Given that this is so central, you might think that the Christian church would have had a unified understanding about this right from its earliest days, or that even Christ himself made this idea crystal clear.
Think again!
Christian theologians have had all kinds of ideas on why Jesus needed to come to earth. Here are seven of the more popular views, some VERY different from the others.
One of the earliest views focused on Jesus’s life and teaching: he came to show us humans a better way to live (Moral Influence Theory)
Two other views also widely held from the earliest days of the Christian church focused on his death. Jesus gave his life as a ransom payment for humans, paid either to Satan or to God himself (Ransom Theory), or as a trick to defeat the powers of evil and to free mankind from their bondage (Christus Victor).
A thousand years later, Anselm of Canterbury wrestled with Ransom Theory’s idea that God was in debt … either to Satan or to himself. Anselm changed the direction of arrows: it was we humans who were indebted to God. We had robbed from God’s honor and inherited a stain of sin, and Christ’s death satisfied the justice of God.

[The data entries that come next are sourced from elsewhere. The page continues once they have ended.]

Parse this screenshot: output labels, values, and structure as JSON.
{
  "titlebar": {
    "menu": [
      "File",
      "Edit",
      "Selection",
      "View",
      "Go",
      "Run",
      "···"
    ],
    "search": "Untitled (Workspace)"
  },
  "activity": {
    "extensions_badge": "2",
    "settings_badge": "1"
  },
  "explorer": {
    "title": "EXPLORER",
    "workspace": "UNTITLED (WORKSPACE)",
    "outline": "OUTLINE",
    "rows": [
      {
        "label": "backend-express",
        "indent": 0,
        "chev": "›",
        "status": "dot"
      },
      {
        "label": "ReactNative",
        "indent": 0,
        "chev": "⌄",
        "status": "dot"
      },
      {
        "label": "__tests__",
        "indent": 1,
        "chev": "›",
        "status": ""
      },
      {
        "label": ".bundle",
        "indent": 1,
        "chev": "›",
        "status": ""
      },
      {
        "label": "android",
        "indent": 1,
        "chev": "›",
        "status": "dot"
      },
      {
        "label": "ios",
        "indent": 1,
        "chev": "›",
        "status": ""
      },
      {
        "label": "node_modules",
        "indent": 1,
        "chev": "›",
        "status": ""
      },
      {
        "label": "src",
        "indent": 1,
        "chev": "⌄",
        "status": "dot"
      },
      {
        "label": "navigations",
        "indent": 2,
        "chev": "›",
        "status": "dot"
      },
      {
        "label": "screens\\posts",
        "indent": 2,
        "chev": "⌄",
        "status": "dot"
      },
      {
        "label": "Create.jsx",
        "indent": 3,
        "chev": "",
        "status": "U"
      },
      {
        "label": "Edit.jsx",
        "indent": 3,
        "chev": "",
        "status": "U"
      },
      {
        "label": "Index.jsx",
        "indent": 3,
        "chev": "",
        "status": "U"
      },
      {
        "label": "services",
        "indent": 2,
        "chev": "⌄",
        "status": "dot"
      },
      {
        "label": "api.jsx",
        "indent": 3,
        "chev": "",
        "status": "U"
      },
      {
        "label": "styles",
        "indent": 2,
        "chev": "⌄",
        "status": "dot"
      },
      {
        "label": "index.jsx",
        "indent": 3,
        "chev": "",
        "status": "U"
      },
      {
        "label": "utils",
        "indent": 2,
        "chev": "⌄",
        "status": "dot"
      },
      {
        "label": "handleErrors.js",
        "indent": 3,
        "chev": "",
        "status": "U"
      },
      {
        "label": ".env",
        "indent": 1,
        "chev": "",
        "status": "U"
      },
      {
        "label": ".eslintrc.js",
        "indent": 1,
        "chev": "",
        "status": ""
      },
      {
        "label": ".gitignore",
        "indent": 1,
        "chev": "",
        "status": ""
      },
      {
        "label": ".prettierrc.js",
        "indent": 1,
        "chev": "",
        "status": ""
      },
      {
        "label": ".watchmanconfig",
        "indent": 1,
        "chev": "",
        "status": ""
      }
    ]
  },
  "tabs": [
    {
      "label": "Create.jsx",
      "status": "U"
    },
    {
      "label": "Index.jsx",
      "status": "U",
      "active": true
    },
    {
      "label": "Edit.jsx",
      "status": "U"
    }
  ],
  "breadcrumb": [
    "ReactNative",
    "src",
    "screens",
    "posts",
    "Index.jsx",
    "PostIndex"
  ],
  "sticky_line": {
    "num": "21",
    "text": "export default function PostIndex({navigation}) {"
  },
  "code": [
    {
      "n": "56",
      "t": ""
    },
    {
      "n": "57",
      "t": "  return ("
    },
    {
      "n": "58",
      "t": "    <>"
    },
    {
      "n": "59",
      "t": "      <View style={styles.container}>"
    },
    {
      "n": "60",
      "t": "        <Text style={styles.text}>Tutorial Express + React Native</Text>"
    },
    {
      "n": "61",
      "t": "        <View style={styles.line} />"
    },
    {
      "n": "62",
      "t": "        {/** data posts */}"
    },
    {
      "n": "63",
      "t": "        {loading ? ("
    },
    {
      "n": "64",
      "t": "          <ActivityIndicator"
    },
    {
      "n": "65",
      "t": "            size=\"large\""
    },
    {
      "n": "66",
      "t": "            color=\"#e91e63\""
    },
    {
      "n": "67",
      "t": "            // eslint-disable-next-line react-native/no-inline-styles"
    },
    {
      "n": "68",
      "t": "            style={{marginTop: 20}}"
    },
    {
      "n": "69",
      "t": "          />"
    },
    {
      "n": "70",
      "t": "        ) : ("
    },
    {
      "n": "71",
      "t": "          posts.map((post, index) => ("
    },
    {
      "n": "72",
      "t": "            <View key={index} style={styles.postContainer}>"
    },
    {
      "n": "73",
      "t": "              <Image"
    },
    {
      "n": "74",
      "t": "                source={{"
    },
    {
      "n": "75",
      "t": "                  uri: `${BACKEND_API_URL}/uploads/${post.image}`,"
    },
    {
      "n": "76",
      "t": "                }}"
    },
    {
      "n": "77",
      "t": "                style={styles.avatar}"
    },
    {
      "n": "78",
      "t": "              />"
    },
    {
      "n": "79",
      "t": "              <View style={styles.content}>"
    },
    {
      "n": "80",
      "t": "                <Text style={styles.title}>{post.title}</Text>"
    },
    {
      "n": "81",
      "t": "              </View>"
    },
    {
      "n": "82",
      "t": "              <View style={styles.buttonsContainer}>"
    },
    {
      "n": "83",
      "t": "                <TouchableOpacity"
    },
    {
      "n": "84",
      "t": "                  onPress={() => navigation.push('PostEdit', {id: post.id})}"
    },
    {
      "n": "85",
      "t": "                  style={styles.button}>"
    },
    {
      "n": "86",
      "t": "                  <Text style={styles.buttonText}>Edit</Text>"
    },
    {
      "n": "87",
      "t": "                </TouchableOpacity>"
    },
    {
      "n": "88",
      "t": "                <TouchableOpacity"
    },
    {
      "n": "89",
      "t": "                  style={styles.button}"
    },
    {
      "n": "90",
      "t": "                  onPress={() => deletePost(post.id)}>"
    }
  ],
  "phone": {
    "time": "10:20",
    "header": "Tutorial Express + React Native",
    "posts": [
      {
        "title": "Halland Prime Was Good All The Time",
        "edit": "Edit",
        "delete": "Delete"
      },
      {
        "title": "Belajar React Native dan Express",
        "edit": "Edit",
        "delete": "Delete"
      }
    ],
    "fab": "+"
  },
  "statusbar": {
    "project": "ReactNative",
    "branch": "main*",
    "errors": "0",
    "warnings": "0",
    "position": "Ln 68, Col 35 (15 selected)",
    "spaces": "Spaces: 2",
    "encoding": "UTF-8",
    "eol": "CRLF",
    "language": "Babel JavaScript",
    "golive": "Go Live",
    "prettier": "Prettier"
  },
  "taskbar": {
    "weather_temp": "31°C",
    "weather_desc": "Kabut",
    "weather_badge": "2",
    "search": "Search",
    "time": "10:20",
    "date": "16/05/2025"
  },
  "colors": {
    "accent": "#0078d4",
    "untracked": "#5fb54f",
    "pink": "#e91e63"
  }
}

Hence: Satisfaction Theory of atonement.
A few hundred years later, Dante gave us vivid imagery of a fiery hell of torture, and John Calvin, Martin Luther, and the Reformation movement put a magnifying glass on God’s wrath. Out of this came a view of God as a vengeful monster who consigned humans to death, hell and eternal torment; Christ stepped in as a substitute to receive that penalty and appease God’s wrath … Penal Substitution Atonement.
Methodists later softened this PSA view into what is called Governmental Theory of atonement: Christ doesn’t take the full punishment that we humans actually “deserve,” but just simply gives his life as a recognition that a wrong had been committed and some kind of repayment was necessary (similar to a law-suit in which the plaintiff sues for only one dollar, as long as they get their day in court and the accused acknowledges their guilt).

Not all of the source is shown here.